Know your fundamentals. Period.

"I want to get into a security role within IT."

My advice? Know your fundamentals. Know the core of what makes the world go round in systems, software, or networking technology.

Now please, don't start with the "C'mon dude, are you serious?" after reading this list. Let me esplain. No, there is too much, lemme sum up.

  1. Understand DNS, in and out. It's been around since the beginning of time.
  2. Understand TCP/IP, TCP flags & communication, and packets (at least at a level that you can use Wireshark or tcpdump.) I'm not talking about decoding packets in hex and chewing gum at the same time.
  3. Learn how to administer and troubleshoot issues with Windows Server, and pick-your-flavor of UNIX/Linux. Start small. Think performance monitoring, network monitoring, and service monitoring tools for each platform.
  4. Understand dynamic routing and networking topology protocols. Spanning-tree and BGP can get very deep – at least know how they function, and primary causes for them to not function properly.
  5. Learn what viruses, Trojans, and rootkits are, at a high level. Know how some of the primary penetration and propagation techniques occur.
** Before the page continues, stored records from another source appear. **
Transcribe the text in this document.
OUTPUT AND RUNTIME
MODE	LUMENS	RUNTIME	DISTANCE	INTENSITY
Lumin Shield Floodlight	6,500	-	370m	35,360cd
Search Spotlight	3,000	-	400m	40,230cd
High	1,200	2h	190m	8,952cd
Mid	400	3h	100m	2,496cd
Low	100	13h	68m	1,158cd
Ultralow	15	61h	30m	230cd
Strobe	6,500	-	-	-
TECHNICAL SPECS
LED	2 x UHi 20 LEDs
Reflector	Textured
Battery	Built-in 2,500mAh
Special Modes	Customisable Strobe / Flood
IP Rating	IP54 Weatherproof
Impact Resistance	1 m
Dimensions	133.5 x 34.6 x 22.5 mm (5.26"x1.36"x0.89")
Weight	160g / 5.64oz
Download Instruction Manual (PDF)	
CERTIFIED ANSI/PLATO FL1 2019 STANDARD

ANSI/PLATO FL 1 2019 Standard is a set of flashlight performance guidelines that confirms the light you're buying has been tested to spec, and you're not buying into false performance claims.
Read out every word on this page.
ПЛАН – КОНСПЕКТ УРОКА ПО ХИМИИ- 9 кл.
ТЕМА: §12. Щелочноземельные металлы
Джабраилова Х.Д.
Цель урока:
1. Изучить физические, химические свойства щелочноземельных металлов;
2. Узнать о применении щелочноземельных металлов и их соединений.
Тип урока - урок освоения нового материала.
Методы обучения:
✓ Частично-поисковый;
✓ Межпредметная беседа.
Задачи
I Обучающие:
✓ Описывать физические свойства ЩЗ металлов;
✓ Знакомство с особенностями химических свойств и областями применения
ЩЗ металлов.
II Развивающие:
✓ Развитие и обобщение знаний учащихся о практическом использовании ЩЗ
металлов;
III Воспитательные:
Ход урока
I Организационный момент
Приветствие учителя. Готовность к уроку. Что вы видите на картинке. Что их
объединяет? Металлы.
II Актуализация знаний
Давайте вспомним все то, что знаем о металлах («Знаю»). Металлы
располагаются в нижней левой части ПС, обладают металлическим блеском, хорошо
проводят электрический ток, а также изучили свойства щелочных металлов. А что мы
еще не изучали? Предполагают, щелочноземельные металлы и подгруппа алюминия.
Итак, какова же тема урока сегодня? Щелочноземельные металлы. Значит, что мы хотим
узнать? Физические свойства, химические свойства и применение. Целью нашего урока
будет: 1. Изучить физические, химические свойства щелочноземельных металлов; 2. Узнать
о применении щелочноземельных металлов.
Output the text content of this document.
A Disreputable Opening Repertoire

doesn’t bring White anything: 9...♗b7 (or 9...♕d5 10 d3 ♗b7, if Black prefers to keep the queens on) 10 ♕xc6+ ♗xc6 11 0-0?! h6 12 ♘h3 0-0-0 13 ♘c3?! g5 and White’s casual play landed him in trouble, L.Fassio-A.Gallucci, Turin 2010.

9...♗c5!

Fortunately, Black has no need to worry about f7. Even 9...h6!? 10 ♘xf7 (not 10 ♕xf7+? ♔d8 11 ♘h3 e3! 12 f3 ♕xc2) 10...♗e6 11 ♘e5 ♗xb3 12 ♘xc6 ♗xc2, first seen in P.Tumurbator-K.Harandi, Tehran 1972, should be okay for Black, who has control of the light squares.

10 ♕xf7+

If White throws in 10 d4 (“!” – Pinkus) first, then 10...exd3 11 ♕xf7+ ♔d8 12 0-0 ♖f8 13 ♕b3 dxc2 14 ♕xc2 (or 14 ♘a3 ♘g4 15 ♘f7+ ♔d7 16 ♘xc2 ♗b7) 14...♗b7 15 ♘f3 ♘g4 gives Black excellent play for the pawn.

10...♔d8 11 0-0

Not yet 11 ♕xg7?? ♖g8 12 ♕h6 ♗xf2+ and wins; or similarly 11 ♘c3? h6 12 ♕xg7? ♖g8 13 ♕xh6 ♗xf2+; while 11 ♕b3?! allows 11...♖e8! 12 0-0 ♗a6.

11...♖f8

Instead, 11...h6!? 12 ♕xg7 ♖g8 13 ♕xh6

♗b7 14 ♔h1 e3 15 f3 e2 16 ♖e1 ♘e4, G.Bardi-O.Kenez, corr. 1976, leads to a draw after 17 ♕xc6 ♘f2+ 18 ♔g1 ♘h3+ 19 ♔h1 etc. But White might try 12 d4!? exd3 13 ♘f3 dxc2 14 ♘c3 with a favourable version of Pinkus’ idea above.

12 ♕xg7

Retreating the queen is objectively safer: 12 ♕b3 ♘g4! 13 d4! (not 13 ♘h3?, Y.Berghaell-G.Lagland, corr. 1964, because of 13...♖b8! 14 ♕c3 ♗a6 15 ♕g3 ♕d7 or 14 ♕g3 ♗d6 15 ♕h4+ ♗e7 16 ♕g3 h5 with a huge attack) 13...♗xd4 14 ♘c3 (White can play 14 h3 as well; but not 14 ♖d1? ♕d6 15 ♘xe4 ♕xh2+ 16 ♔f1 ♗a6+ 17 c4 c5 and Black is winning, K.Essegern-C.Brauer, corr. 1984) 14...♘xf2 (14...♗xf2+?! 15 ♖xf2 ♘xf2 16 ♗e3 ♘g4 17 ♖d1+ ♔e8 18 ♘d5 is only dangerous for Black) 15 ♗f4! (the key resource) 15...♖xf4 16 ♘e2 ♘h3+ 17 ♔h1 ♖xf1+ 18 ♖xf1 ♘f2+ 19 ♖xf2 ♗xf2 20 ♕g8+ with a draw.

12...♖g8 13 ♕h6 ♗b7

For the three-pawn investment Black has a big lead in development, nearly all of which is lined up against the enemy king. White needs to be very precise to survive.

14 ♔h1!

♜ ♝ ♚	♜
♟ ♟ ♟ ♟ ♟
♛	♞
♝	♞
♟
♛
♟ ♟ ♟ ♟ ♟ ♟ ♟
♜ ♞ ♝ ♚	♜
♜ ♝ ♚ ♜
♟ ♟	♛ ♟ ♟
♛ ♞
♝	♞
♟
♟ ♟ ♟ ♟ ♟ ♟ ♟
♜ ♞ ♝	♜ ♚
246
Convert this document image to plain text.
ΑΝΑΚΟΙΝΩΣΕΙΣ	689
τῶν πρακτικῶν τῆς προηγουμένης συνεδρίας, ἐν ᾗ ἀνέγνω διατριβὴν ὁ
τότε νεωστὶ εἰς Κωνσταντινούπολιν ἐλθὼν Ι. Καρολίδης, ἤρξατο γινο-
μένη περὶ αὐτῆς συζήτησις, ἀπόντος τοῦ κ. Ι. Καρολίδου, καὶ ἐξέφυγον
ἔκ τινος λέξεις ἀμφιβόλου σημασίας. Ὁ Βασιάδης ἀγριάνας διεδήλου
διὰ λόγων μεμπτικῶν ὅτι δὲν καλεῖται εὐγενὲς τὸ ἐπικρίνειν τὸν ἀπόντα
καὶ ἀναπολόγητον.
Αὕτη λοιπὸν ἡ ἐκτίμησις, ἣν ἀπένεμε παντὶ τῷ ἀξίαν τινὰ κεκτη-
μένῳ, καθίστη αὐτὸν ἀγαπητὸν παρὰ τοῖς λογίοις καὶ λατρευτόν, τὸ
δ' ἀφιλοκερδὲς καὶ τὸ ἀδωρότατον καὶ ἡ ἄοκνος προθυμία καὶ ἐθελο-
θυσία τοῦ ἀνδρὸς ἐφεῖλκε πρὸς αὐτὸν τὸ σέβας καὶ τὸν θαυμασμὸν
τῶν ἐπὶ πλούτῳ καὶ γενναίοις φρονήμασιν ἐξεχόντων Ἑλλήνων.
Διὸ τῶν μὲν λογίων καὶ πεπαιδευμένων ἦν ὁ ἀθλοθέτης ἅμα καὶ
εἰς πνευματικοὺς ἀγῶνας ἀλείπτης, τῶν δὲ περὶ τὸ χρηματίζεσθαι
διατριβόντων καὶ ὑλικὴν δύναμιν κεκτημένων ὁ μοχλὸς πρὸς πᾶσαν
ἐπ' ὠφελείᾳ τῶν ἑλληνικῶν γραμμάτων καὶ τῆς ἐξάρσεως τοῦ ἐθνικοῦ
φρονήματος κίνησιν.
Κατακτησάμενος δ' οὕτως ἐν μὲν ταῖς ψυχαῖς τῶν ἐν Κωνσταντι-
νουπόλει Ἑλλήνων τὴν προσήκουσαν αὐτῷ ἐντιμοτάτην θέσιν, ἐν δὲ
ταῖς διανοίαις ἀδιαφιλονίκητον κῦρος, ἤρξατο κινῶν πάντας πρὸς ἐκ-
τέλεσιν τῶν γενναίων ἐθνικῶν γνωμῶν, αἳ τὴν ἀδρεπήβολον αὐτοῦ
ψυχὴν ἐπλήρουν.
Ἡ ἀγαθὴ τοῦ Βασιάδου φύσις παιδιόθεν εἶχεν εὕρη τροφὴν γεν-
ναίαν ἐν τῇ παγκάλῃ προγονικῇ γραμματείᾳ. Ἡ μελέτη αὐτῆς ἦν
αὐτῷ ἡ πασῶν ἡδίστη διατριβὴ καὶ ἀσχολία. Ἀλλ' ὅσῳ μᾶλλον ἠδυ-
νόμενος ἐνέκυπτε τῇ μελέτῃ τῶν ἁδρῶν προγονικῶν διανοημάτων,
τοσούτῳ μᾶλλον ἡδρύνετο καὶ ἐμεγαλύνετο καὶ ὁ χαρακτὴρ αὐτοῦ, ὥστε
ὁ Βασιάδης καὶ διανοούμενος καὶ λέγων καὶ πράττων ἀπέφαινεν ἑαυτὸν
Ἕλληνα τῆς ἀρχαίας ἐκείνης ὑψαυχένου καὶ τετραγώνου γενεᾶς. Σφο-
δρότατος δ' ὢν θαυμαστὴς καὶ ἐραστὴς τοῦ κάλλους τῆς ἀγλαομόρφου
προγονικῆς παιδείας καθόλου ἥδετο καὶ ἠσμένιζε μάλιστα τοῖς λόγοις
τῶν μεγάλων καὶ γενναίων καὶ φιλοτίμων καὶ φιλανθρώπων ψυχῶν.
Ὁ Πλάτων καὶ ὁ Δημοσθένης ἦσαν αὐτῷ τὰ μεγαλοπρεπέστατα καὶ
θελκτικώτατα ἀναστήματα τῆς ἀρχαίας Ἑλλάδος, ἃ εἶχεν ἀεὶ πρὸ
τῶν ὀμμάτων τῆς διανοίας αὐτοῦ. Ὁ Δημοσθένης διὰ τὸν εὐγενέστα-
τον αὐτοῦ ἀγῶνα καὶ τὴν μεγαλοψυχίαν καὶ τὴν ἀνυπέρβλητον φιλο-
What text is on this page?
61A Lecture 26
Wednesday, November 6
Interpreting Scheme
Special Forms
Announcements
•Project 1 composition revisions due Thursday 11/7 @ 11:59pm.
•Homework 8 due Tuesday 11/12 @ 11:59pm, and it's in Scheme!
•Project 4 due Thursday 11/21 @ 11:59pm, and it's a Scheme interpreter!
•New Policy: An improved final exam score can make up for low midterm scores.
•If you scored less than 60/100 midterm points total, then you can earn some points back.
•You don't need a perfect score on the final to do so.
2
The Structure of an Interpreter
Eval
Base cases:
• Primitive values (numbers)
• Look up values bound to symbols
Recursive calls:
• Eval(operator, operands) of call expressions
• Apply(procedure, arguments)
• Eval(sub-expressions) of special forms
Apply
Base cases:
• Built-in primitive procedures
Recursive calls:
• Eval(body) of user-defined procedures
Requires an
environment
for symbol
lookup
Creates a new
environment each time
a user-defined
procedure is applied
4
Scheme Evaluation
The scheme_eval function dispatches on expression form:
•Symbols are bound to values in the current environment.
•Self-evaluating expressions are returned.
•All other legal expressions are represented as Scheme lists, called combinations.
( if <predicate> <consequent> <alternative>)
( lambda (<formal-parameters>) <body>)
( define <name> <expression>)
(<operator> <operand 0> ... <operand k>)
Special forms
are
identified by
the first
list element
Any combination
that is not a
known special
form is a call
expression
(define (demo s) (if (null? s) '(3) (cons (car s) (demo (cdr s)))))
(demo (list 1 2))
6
There are a lot more. I know. But I'm more and more surprised by how many technology professionals do not understand core fundamentals like DNS. Or how to break down a TCP traffic flow between two hosts.

Let's not forget this fact: you'll become a stronger security professional by being a great systems/software/networking professional first.

Respect the securitah by knowing and applying your base skills.